[Printemps 1995]
par Marcel Blouin
On parle de coupures, encore. Depuis 1980 que je m’engage dans le milieu de la photographie et j’ai l’impression d’entendre ce mot, synonyme d’inquiétude, pour la millième fois. Cette fois-ci, cependant, il faut bien l’admettre, le gouffre dans lequel on s’apprête à nous faire basculer n’a rien à voir avec la « réalité virtuelle ». Il semble au contraire bien réel et plus profond que jamais.
Pour tout bon gouvernement conservateur, quelle que soit sa couleur, coupure signifie resserrement chez les plus faibles, ceux qui ne peuvent se défendre, bref, ceux que nos gouvernants appellent volontiers « les moins nécessaires ». En d’autres mots, ceux qui n’ont pas de puissants lobbies pour les représenter.
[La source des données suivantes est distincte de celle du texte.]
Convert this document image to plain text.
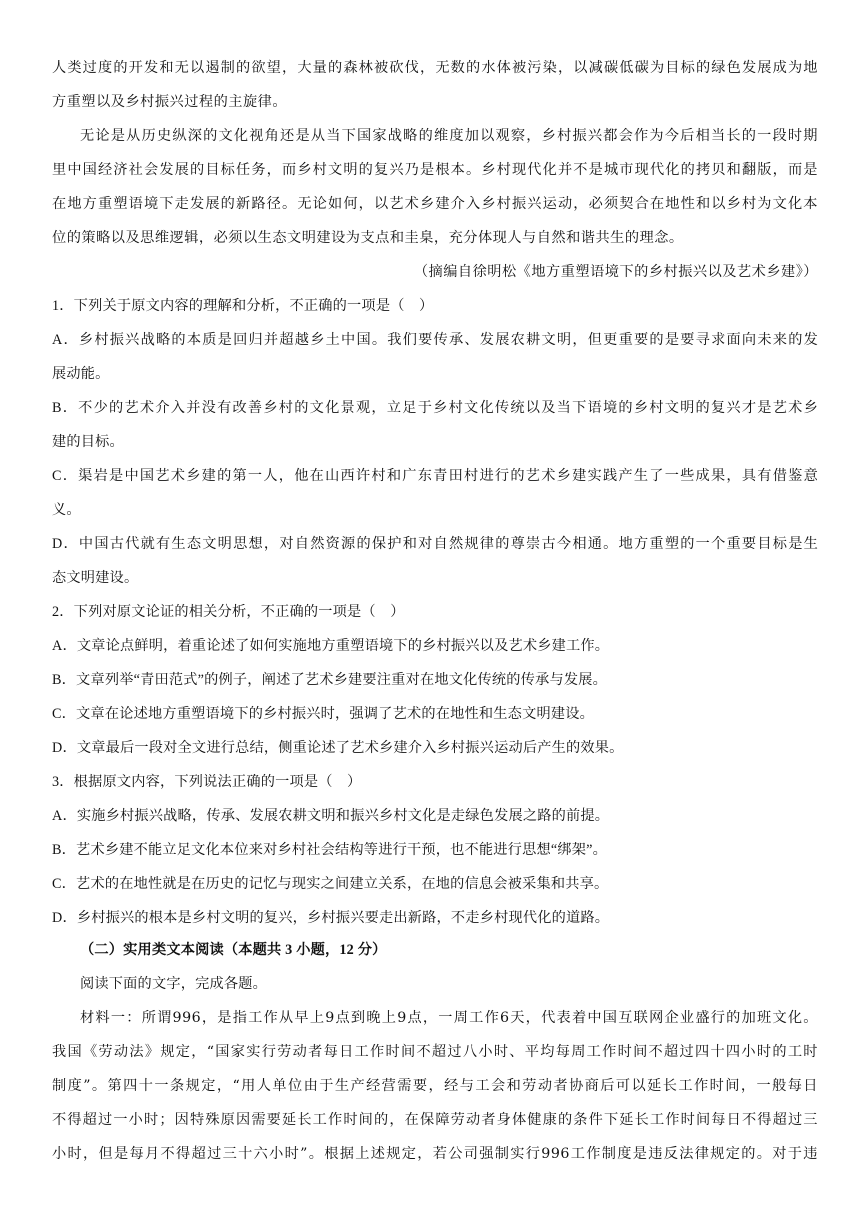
人类过度的开发和无以遏制的欲望，大量的森林被砍伐，无数的水体被污染，以减碳低碳为目标的绿色发展成为地
方重塑以及乡村振兴过程的主旋律。
无论是从历史纵深的文化视角还是从当下国家战略的维度加以观察，乡村振兴都会作为今后相当长的一段时期
里中国经济社会发展的目标任务，而乡村文明的复兴乃是根本。乡村现代化并不是城市现代化的拷贝和翻版，而是
在地方重塑语境下走发展的新路径。无论如何，以艺术乡建介入乡村振兴运动，必须契合在地性和以乡村为文化本
位的策略以及思维逻辑，必须以生态文明建设为支点和圭臬，充分体现人与自然和谐共生的理念。
（摘编自徐明松《地方重塑语境下的乡村振兴以及艺术乡建》）
1．下列关于原文内容的理解和分析，不正确的一项是（　）
A．乡村振兴战略的本质是回归并超越乡土中国。我们要传承、发展农耕文明，但更重要的是要寻求面向未来的发
展动能。
B．不少的艺术介入并没有改善乡村的文化景观，立足于乡村文化传统以及当下语境的乡村文明的复兴才是艺术乡
建的目标。
C．渠岩是中国艺术乡建的第一人，他在山西许村和广东青田村进行的艺术乡建实践产生了一些成果，具有借鉴意
义。
D．中国古代就有生态文明思想，对自然资源的保护和对自然规律的尊崇古今相通。地方重塑的一个重要目标是生
态文明建设。
2．下列对原文论证的相关分析，不正确的一项是（　）
A．文章论点鲜明，着重论述了如何实施地方重塑语境下的乡村振兴以及艺术乡建工作。
B．文章列举“青田范式”的例子，阐述了艺术乡建要注重对在地文化传统的传承与发展。
C．文章在论述地方重塑语境下的乡村振兴时，强调了艺术的在地性和生态文明建设。
D．文章最后一段对全文进行总结，侧重论述了艺术乡建介入乡村振兴运动后产生的效果。
3．根据原文内容，下列说法正确的一项是（　）
A．实施乡村振兴战略，传承、发展农耕文明和振兴乡村文化是走绿色发展之路的前提。
B．艺术乡建不能立足文化本位来对乡村社会结构等进行干预，也不能进行思想“绑架”。
C．艺术的在地性就是在历史的记忆与现实之间建立关系，在地的信息会被采集和共享。
D．乡村振兴的根本是乡村文明的复兴，乡村振兴要走出新路，不走乡村现代化的道路。
（二）实用类文本阅读（本题共 3 小题，12 分）
阅读下面的文字，完成各题。
材料一：所谓996，是指工作从早上9点到晚上9点，一周工作6天，代表着中国互联网企业盛行的加班文化。
我国《劳动法》规定，“国家实行劳动者每日工作时间不超过八小时、平均每周工作时间不超过四十四小时的工时
制度”。第四十一条规定，“用人单位由于生产经营需要，经与工会和劳动者协商后可以延长工作时间，一般每日
不得超过一小时；因特殊原因需要延长工作时间的，在保障劳动者身体健康的条件下延长工作时间每日不得超过三
小时，但是每月不得超过三十六小时”。根据上述规定，若公司强制实行996工作制度是违反法律规定的。对于违
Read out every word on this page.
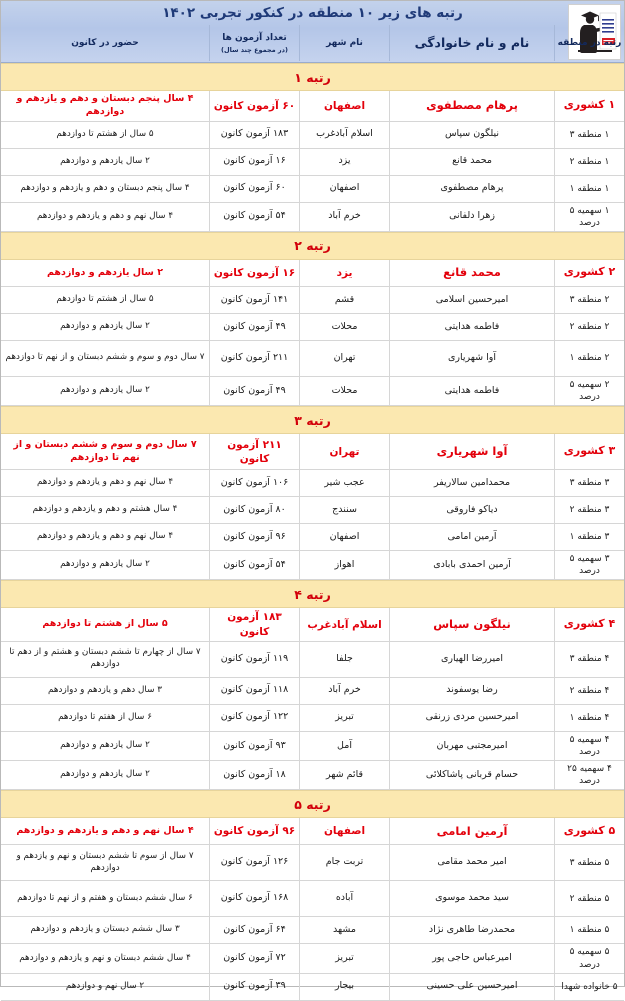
رتبه های زیر ۱۰ منطقه در کنکور تجربی ۱۴۰۲
رتبه در منطقه
نام و نام خانوادگی
نام شهر
تعداد آزمون ها
(در مجموع چند سال)
حضور در کانون
رتبه ۱
۱ کشوری
پرهام مصطفوی
اصفهان
۶۰ آزمون کانون
۴ سال پنجم دبستان و دهم و یازدهم و دوازدهم
۱ منطقه ۳
نیلگون سپاس
اسلام آبادغرب
۱۸۳ آزمون کانون
۵ سال از هشتم تا دوازدهم
۱ منطقه ۲
محمد قانع
یزد
۱۶ آزمون کانون
۲ سال یازدهم و دوازدهم
۱ منطقه ۱
پرهام مصطفوی
اصفهان
۶۰ آزمون کانون
۴ سال پنجم دبستان و دهم و یازدهم و دوازدهم
۱ سهمیه ۵ درصد
زهرا دلفانی
خرم آباد
۵۴ آزمون کانون
۴ سال نهم و دهم و یازدهم و دوازدهم
رتبه ۲
۲ کشوری
محمد قانع
یزد
۱۶ آزمون کانون
۲ سال یازدهم و دوازدهم
۲ منطقه ۳
امیرحسین اسلامی
قشم
۱۴۱ آزمون کانون
۵ سال از هشتم تا دوازدهم
۲ منطقه ۲
فاطمه هدایتی
محلات
۴۹ آزمون کانون
۲ سال یازدهم و دوازدهم
۲ منطقه ۱
آوا شهریاری
تهران
۲۱۱ آزمون کانون
۷ سال دوم و سوم و ششم دبستان و از نهم تا دوازدهم
۲ سهمیه ۵ درصد
فاطمه هدایتی
محلات
۴۹ آزمون کانون
۲ سال یازدهم و دوازدهم
رتبه ۳
۳ کشوری
آوا شهریاری
تهران
۲۱۱ آزمون کانون
۷ سال دوم و سوم و ششم دبستان و از نهم تا دوازدهم
۳ منطقه ۳
محمدامین سالاریفر
عجب شیر
۱۰۶ آزمون کانون
۴ سال نهم و دهم و یازدهم و دوازدهم
۳ منطقه ۲
دیاکو فاروقی
سنندج
۸۰ آزمون کانون
۴ سال هشتم و دهم و یازدهم و دوازدهم
۳ منطقه ۱
آرمین امامی
اصفهان
۹۶ آزمون کانون
۴ سال نهم و دهم و یازدهم و دوازدهم
۳ سهمیه ۵ درصد
آرمین احمدی بابادی
اهواز
۵۴ آزمون کانون
۲ سال یازدهم و دوازدهم
رتبه ۴
۴ کشوری
نیلگون سپاس
اسلام آبادغرب
۱۸۳ آزمون کانون
۵ سال از هشتم تا دوازدهم
۴ منطقه ۳
امیررضا الهیاری
جلفا
۱۱۹ آزمون کانون
۷ سال از چهارم تا ششم دبستان و هشتم و از دهم تا دوازدهم
۴ منطقه ۲
رضا یوسفوند
خرم آباد
۱۱۸ آزمون کانون
۳ سال دهم و یازدهم و دوازدهم
۴ منطقه ۱
امیرحسین مردی زرنقی
تبریز
۱۲۲ آزمون کانون
۶ سال از هفتم تا دوازدهم
۴ سهمیه ۵ درصد
امیرمجتبی مهربان
آمل
۹۳ آزمون کانون
۲ سال یازدهم و دوازدهم
۴ سهمیه ۲۵ درصد
حسام قربانی پاشاکلائی
قائم شهر
۱۸ آزمون کانون
۲ سال یازدهم و دوازدهم
رتبه ۵
۵ کشوری
آرمین امامی
اصفهان
۹۶ آزمون کانون
۴ سال نهم و دهم و یازدهم و دوازدهم
۵ منطقه ۳
امیر محمد مقامی
تربت جام
۱۲۶ آزمون کانون
۷ سال از سوم تا ششم دبستان و نهم و یازدهم و دوازدهم
۵ منطقه ۲
سید محمد موسوی
آباده
۱۶۸ آزمون کانون
۶ سال ششم دبستان و هفتم و از نهم تا دوازدهم
۵ منطقه ۱
محمدرضا طاهری نژاد
مشهد
۶۴ آزمون کانون
۳ سال ششم دبستان و یازدهم و دوازدهم
۵ سهمیه ۵ درصد
امیرعباس حاجی پور
تبریز
۷۲ آزمون کانون
۴ سال ششم دبستان و نهم و یازدهم و دوازدهم
۵ خانواده شهدا
امیرحسین علی حسینی
بیجار
۳۹ آزمون کانون
۲ سال نهم و دوازدهم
Il a donc été décidé en haut lieu que les services sociaux et les arts devront être coupés, car « nous ne pouvons plus nous payer de superflus ».
Si, comme moi, vous aviez 20 ans en 1980, il est plutôt difficile de se faire dire par le ministre des Finances que nous avons assez profité du système et qu’il est maintenant temps de se serrer la ceinture et de payer nos comptes. Je sais que le Québec et le Canada, ce n’est pas exactement la Yougoslavie, mais se foutre de la gueule des gens à ce point a des limites.
Phénomène inexplicable, quand ça va mal, deux directions sont également possibles sans que l’on puisse pour autant prévoir laquelle sera choisie : « la solidarité » ou « le chacun pour soi ». Sans faire appel à la théorie des mathématiques quantiques, il est permis d’affirmer qu’en effet certaines réactions sont imprévisibles compte tenu des multiples lectures possibles de la réalité. Les coupures dans le milieu des arts peuvent tout aussi bien favoriser « le rapprochement » ou « le comment vais-je faire pour conserver, voire grossir, ma part du gâteau ». Il faut plus que jamais faire preuve de clairvoyance et de jugement afin de différencier le discours et les gestes – les faits – des acteurs concernés. Savoir décoder est devenu un « must » : la codification-décodification et les modes de perception de la réalité n’étant pas seulement des concepts utiles à la compréhension de la photographie.
Nous, les artistes, sommes pour la plupart des rebelles dans la mesure où nous refusons de voir disparaître l’art et, par le fait même, une certaine forme d’intellectualisme qui l’accompagne, une réflexion indispensable ayant à peu près toujours la même finalité interrogative : qui sommes-nous ? Dans un contexte de vide intellectuel, de coupures et de conservatisme, l’artiste devient un résistant, une espèce en voie d’extinction. Il faut faire valoir notre travail et notre rôle avant de devenir des rejetés, des indésirables – et des pourchassés ? – parce que, eh oui, dans le merveilleux règne de la précarité, du chômage et de l’aide sociale, c’est ainsi que nous sommes trop souvent perçus.
En créant un espace d’exposition dans une revue d’art, les Productions Ciel Variable posent, en quelque sorte, un geste politique. Au-delà du discours, chacun des actes que nous posons, si petits soient-ils, peuvent servir la cause des artistes et de l’art. Montrer des photographies et publier des portfolios d’artistes sont des actes nécessaires, mais, oh combien, incompréhensibles dans une société où seuls priment la productivité, la rentabilité et le confort du conformisme.
Bienvenue au numéro 30 de CVphoto, bienvenue dans notre espace de résistance, tout en souhaitant que le milieu des arts visuels optera pour la solidarité et la clairvoyance dans les moments critiques que nous vivrons au cours de l’année 1995.